The burlap is burned off, leaving a delicious melted cheese treat.)

Verrier, who joined as a Brownie at the age of five in 1980, said she enjoyed the weekly meetings because of the friendships she made, and because there was always a new adventure awaiting.

“It was a riot.

“There were so many things I got excited about,” said Verrier — including group sing-alongs. She was thrilled to recognize during her perusal of photos for the show the enacted hand gestures for an old Brownie song, My Ship Sails From China.

Many other young girls also remain enthusiastic about Guiding.

Alberta has nearly 12,000 members in the program that encompasses 75,000 girls Canada wide.

The Parkland Region, which includes Red Deer and stretches to Ponoka, Airdire, Coronation and Rocky Mountain House, has 1,220 members.

The enrolment went up about five per cent last year, said Caroline Lobban, a local Guider and Parkland area international advisor.
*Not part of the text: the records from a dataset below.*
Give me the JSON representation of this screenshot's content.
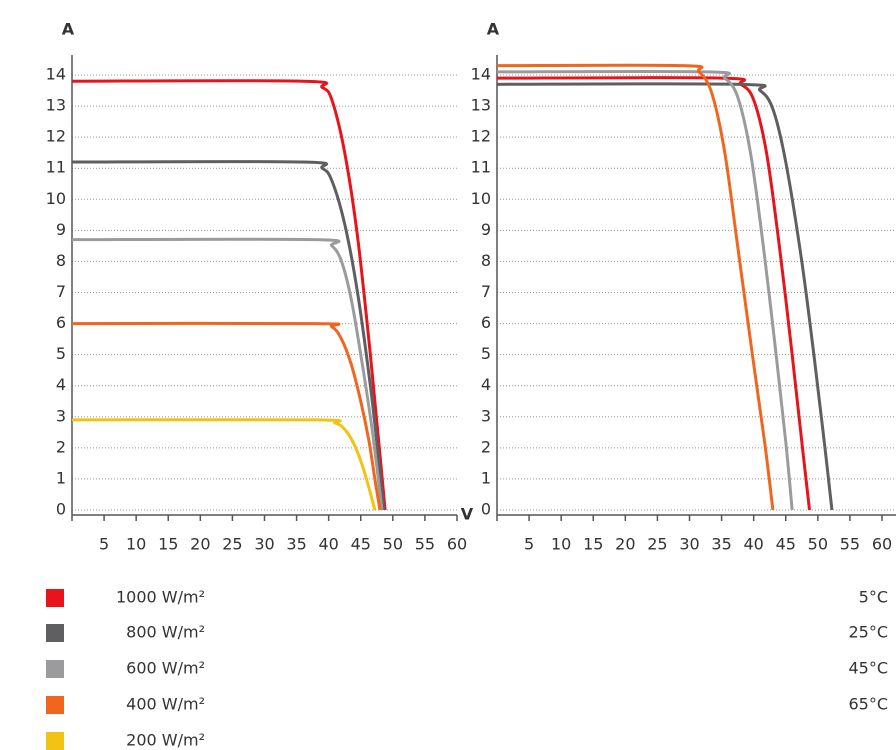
{
  "chart_data": [
    {
      "type": "line",
      "y_label": "A",
      "x_label": "V",
      "xlim": [
        0,
        60
      ],
      "xticks": [
        5,
        10,
        15,
        20,
        25,
        30,
        35,
        40,
        45,
        50,
        55,
        60
      ],
      "ylim": [
        0,
        14
      ],
      "yticks": [
        0,
        1,
        2,
        3,
        4,
        5,
        6,
        7,
        8,
        9,
        10,
        11,
        12,
        13,
        14
      ],
      "grid": true,
      "series": [
        {
          "name": "1000 W/m²",
          "color": "#e8141b",
          "x": [
            0,
            36,
            39,
            40.5,
            42.5,
            44.5,
            46.5,
            47.8,
            48.8
          ],
          "values": [
            13.8,
            13.8,
            13.6,
            13.2,
            11.5,
            8.8,
            5.0,
            2.2,
            0
          ]
        },
        {
          "name": "800 W/m²",
          "color": "#5f5f62",
          "x": [
            0,
            36,
            39,
            40.5,
            42.5,
            44.5,
            46.5,
            47.7,
            48.6
          ],
          "values": [
            11.2,
            11.2,
            11.0,
            10.6,
            9.2,
            7.0,
            4.0,
            1.8,
            0
          ]
        },
        {
          "name": "600 W/m²",
          "color": "#9b9b9e",
          "x": [
            0,
            38,
            40.5,
            42,
            43.5,
            45,
            46.5,
            47.5,
            48.3
          ],
          "values": [
            8.7,
            8.7,
            8.5,
            8.0,
            6.8,
            5.0,
            3.0,
            1.4,
            0
          ]
        },
        {
          "name": "400 W/m²",
          "color": "#f0661e",
          "x": [
            0,
            38,
            40.5,
            42,
            43.5,
            45,
            46.3,
            47.2,
            48
          ],
          "values": [
            6.0,
            6.0,
            5.9,
            5.5,
            4.7,
            3.5,
            2.2,
            1.0,
            0
          ]
        },
        {
          "name": "200 W/m²",
          "color": "#f2c314",
          "x": [
            0,
            38,
            41,
            42.5,
            44,
            45.3,
            46.3,
            47.2
          ],
          "values": [
            2.9,
            2.9,
            2.8,
            2.6,
            2.1,
            1.4,
            0.7,
            0
          ]
        }
      ]
    },
    {
      "type": "line",
      "y_label": "A",
      "xlim": [
        0,
        60
      ],
      "xticks": [
        5,
        10,
        15,
        20,
        25,
        30,
        35,
        40,
        45,
        50,
        55,
        60
      ],
      "ylim": [
        0,
        14
      ],
      "yticks": [
        0,
        1,
        2,
        3,
        4,
        5,
        6,
        7,
        8,
        9,
        10,
        11,
        12,
        13,
        14
      ],
      "grid": true,
      "series": [
        {
          "name": "5°C",
          "color": "#e8141b",
          "x": [
            0,
            35,
            38,
            40,
            42,
            44,
            46,
            47.5,
            48.7
          ],
          "values": [
            13.9,
            13.9,
            13.7,
            13.2,
            11.5,
            8.5,
            5,
            2.2,
            0
          ]
        },
        {
          "name": "25°C",
          "color": "#5f5f62",
          "x": [
            0,
            38,
            41,
            43,
            45,
            47.5,
            49.5,
            51,
            52.2
          ],
          "values": [
            13.7,
            13.7,
            13.5,
            12.9,
            11.2,
            8.0,
            4.8,
            2.2,
            0
          ]
        },
        {
          "name": "45°C",
          "color": "#9b9b9e",
          "x": [
            0,
            33,
            35.5,
            37.5,
            39.5,
            41.5,
            43.5,
            45,
            46
          ],
          "values": [
            14.1,
            14.1,
            13.9,
            13.3,
            11.5,
            8.5,
            5,
            2.2,
            0
          ]
        },
        {
          "name": "65°C",
          "color": "#f0661e",
          "x": [
            0,
            29,
            31.5,
            33.5,
            35.5,
            37.5,
            39.8,
            41.7,
            43
          ],
          "values": [
            14.3,
            14.3,
            14.1,
            13.4,
            11.5,
            8.5,
            5,
            2.2,
            0
          ]
        }
      ]
    }
  ]
}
Museum visitors will recognize various uniforms through the decades — including the short-lived yellow and brown Busy Bees outfit from the late 1970s.

They will also read about highlights in local Guiding history, such as when Girl Guides chief Lady Olave Baden-Powell visited Red Deer in 1946 to meet Mickey the Beaver — or when Heather Wood (daughter of local naturalist and author Kerry Wood) was selected from all Girl Guides in Alberta to have lunch with Queen Elizabeth in 1959.

Perhaps the most important thing about the program is it has always helped create self-confident female leaders.

Verrier pointed out that among the former Girl Guides or leaders mentioned in the exhibit is Alberta Premier Alison Redford, Red Deer North MLA Mary Anne Jablonski, Alberta Wildrose Party Leader Danielle Smith, Red Deer Citizen of the Year Hazel Flewwelling, and former Red Deer City councillor Lorna Watkinson-Zimmer.

The museum display continues to Nov. 11.